Though she and her husband are currently working on software specifically for Wakashan languages — a family of languages from British Columbia and the northwest corner of Washington state — that software could eventually be applied to hundreds of other endangered Indigenous languages across North America and the globe.
Additionally, the technology Running Wolf is working on could allow for easier access to a large swath of recorded materials, benefiting not only language learners and teachers but historians and Native American studies scholars too.
“Tribes could make some massive progress chipping away at the transcription bottleneck, at having transcriptions to the audio files of their ancestors, their grandparents for their students to learn from,” says Running Wolf.

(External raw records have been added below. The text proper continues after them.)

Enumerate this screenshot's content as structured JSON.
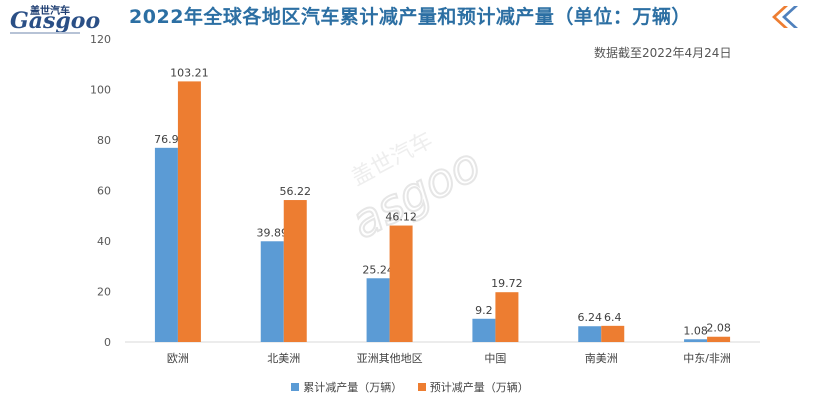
{
  "logo": {
    "brand_cn": "盖世汽车",
    "brand_en": "Gasgoo"
  },
  "note": "数据截至2022年4月24日",
  "watermark": {
    "text_cn": "盖世汽车",
    "text_en": "asgoo"
  },
  "colors": {
    "title": "#2c6fa3",
    "series1": "#5b9bd5",
    "series2": "#ed7d31",
    "axis": "#d9d9d9"
  },
  "icons": {
    "nav": "double-chevron-left-icon"
  },
  "chart_data": {
    "type": "bar",
    "title": "2022年全球各地区汽车累计减产量和预计减产量（单位：万辆）",
    "categories": [
      "欧洲",
      "北美洲",
      "亚洲其他地区",
      "中国",
      "南美洲",
      "中东/非洲"
    ],
    "series": [
      {
        "name": "累计减产量（万辆）",
        "values": [
          76.9,
          39.89,
          25.24,
          9.2,
          6.24,
          1.08
        ]
      },
      {
        "name": "预计减产量（万辆）",
        "values": [
          103.21,
          56.22,
          46.12,
          19.72,
          6.4,
          2.08
        ]
      }
    ],
    "ylim": [
      0,
      120
    ],
    "yticks": [
      0,
      20,
      40,
      60,
      80,
      100,
      120
    ],
    "grid": false,
    "legend": "bottom"
  }
}
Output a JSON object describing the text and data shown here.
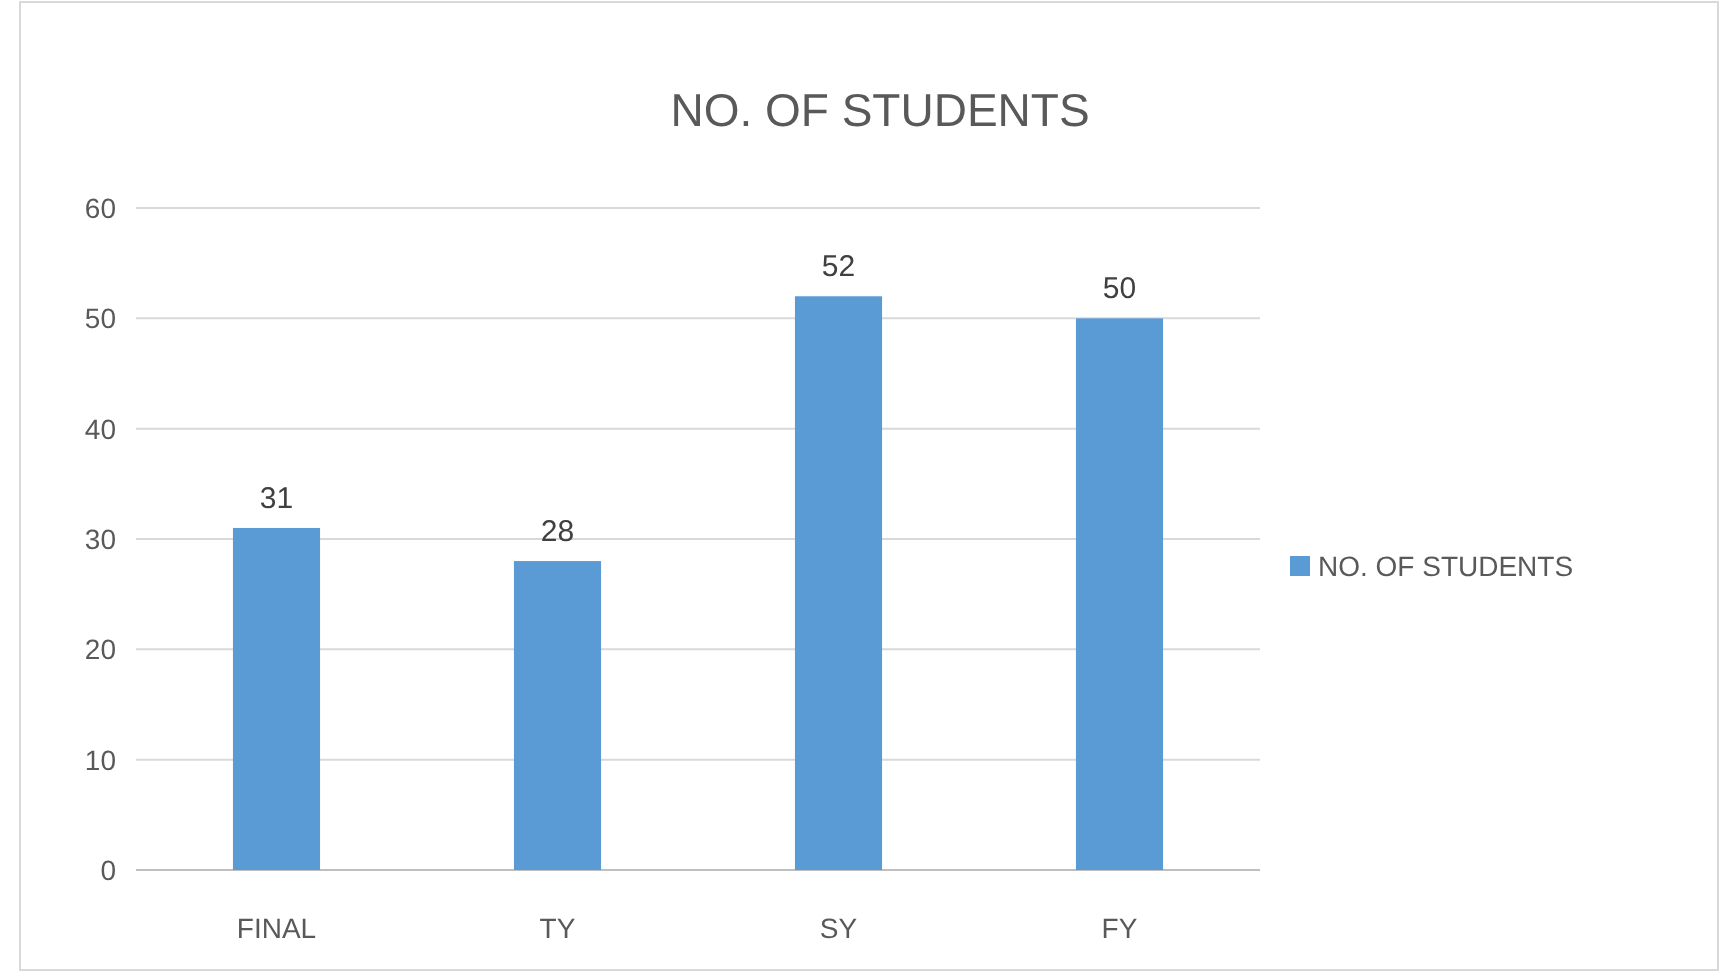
{
  "chart_data": {
    "type": "bar",
    "title": "NO. OF STUDENTS",
    "categories": [
      "FINAL",
      "TY",
      "SY",
      "FY"
    ],
    "series": [
      {
        "name": "NO. OF STUDENTS",
        "color": "#5b9bd5",
        "values": [
          31,
          28,
          52,
          50
        ]
      }
    ],
    "ylim": [
      0,
      60
    ],
    "yticks": [
      0,
      10,
      20,
      30,
      40,
      50,
      60
    ],
    "grid": "y",
    "legend": "right",
    "data_labels": true
  }
}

Of course, Running Wolf is deeply aware of the ethical implications that may come with combining artificial intelligence and Indigenous languages. After all, in order to create the AI software that recognizes a certain language, you have to feed it data from that language — and what if that data includes sacred texts or family recordings of one’s grandparent?
That’s why she is also a huge proponent of tribes having sovereignty over their own data and of centering Indigenous perspectives in AI design. Earlier this year, she and other scholars from around the world published a position paper, “Indigenous Protocol and Artificial Intelligence,” to provide a starting place for designing ethical AI through an Indigenous-centered approach.
“AI is built by engineers that do not represent a cross-cut of society,” she told The Canadian Institute for Advanced Research (CIFAR) in July. “When we talk about data, for Indigenous communities, it’s not just about bits and bytes, it’s the sacred stories and voices of our ancestors.”
What’s the point?
Running Wolf has received variations of that question before. To her, the answer is obvious.
“Indigenous languages are valuable to the ecology of thought that’s encoded into those languages,” she says. “There’s deep knowledge [in the language] that other cultures would benefit from, including mainstream Western culture, and that knowledge would be lost if we don’t keep those languages vibrant.”
She’s far from the only one who feels this way. Linguists ardently stress that words aren’t the only things lost when a language dies. Built into language are customs, values, worldviews, histories, jokes and traditions, says Treuer.
“You can’t separate language and culture from one another,” Treuer explains, illustrating his point by pointing to the values inherently built into the Ojibwe word “Mindimooyenh.” While in English, the word roughly translates as “elderly woman,” in Ojibwe, it literally means “one who holds things together,” emulating the Ojibwe’s respect for family matriarchs.
And not only are languages carriers of culture, but for teens and young adults, they cultivate identity.
In fact, one 2007 study of aboriginal youth in British Columbia had concluded that Indigenous language use was a strong indicator of health and well-being among Indigenous groups, finding that “youth suicide rates effectively dropped to zero in those few communities in which at least half the band members reported a conversational knowledge of their own ‘Native’ language.”
DesRosier emphasizes this point himself, when reflecting on his own language-learning experience.
“It gives you an identity,” DesRosier says. “And for a young Indian child in America, one of the main struggles is identity. I think that’s one of the leading causes of suicide and the addictions that come. But having a strong sense of identity gives us the ability to see ourselves pursuing our goals, seeing what we could be capable of and how rich and fluid our cultures are when they’re looked at within our own internal languages.”